Feature Denoising Diffusion Model for Blind Image Quality Assessment
Xudong Li, Jingyuan Zheng, Runze Hu, Yan Zhang, Ke Li, Yunhang Shen, Xiawu Zheng, Yutao Liu, ShengChuan Zhang, Pingyang Dai, Rongrong Ji
TL;DR
This paper tackles blind image quality assessment by addressing noise in transfer-learned features through a diffusion-based feature denoising framework named PFD-IQA. It introduces Perceptual Prior Discovery and Aggregation to extract distortion and quality priors via auxiliary tasks and text-conditioned prompts, and Perceptual Prior-based Diffusion Refinement to align features with predefined denoising trajectories using an adaptive noise mechanism and cross-attention guidance. The approach achieves state-of-the-art performance across eight BIQA datasets, including notable gains on KADID ($PLCC=0.935$) and LIVEC ($PLCC=0.922$), while employing a lightweight diffusion model with as few as 5 sampling steps.

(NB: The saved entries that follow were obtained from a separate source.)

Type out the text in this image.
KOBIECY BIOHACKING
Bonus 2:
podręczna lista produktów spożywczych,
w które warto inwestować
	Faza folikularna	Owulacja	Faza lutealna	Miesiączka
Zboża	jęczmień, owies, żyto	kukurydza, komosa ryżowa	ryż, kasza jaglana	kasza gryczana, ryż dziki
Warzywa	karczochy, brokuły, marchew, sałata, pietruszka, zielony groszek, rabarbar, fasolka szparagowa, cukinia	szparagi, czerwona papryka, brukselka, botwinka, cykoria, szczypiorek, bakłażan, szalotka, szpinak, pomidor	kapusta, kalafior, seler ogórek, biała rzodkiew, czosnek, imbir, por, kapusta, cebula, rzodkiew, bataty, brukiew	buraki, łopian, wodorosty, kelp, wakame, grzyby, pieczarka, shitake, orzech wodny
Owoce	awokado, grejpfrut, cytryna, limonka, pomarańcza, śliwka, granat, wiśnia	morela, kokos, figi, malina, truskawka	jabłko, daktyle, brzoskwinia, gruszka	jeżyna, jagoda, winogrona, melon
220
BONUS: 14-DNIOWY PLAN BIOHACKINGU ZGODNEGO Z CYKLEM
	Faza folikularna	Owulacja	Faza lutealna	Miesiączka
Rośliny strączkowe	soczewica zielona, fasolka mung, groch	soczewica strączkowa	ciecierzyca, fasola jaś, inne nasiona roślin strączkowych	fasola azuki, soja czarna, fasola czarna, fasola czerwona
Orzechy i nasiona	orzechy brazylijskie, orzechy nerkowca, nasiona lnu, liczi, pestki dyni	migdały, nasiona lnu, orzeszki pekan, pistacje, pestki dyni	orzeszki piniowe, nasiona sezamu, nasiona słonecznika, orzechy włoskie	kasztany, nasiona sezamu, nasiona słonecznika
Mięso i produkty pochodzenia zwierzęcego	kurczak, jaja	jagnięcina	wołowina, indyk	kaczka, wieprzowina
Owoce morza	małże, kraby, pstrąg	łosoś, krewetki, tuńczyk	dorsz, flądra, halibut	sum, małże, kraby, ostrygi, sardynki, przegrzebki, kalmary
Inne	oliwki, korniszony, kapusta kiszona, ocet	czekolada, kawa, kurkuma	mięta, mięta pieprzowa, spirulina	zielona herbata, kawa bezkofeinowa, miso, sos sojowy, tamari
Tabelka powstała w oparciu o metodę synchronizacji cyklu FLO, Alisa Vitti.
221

Overall, PFD-IQA demonstrates that diffusion-based feature denoising, guided by perceptual priors, can robustly improve quality-aware representations and predictions in no-reference image quality assessment.
Abstract
Blind Image Quality Assessment (BIQA) aims to evaluate image quality in line with human perception, without reference benchmarks. Currently, deep learning BIQA methods typically depend on using features from high-level tasks for transfer learning. However, the inherent differences between BIQA and these high-level tasks inevitably introduce noise into the quality-aware features. In this paper, we take an initial step towards exploring the diffusion model for feature denoising in BIQA, namely Perceptual Feature Diffusion for IQA (PFD-IQA), which aims to remove noise from quality-aware features. Specifically, (i) We propose a {Perceptual Prior Discovery and Aggregation module to establish two auxiliary tasks to discover potential low-level features in images that are used to aggregate perceptual text conditions for the diffusion model. (ii) We propose a Perceptual Prior-based Feature Refinement strategy, which matches noisy features to predefined denoising trajectories and then performs exact feature denoising based on text conditions. Extensive experiments on eight standard BIQA datasets demonstrate the superior performance to the state-of-the-art BIQA methods, i.e., achieving the PLCC values of 0.935 ( vs. 0.905 in KADID) and 0.922 ( vs. 0.894 in LIVEC).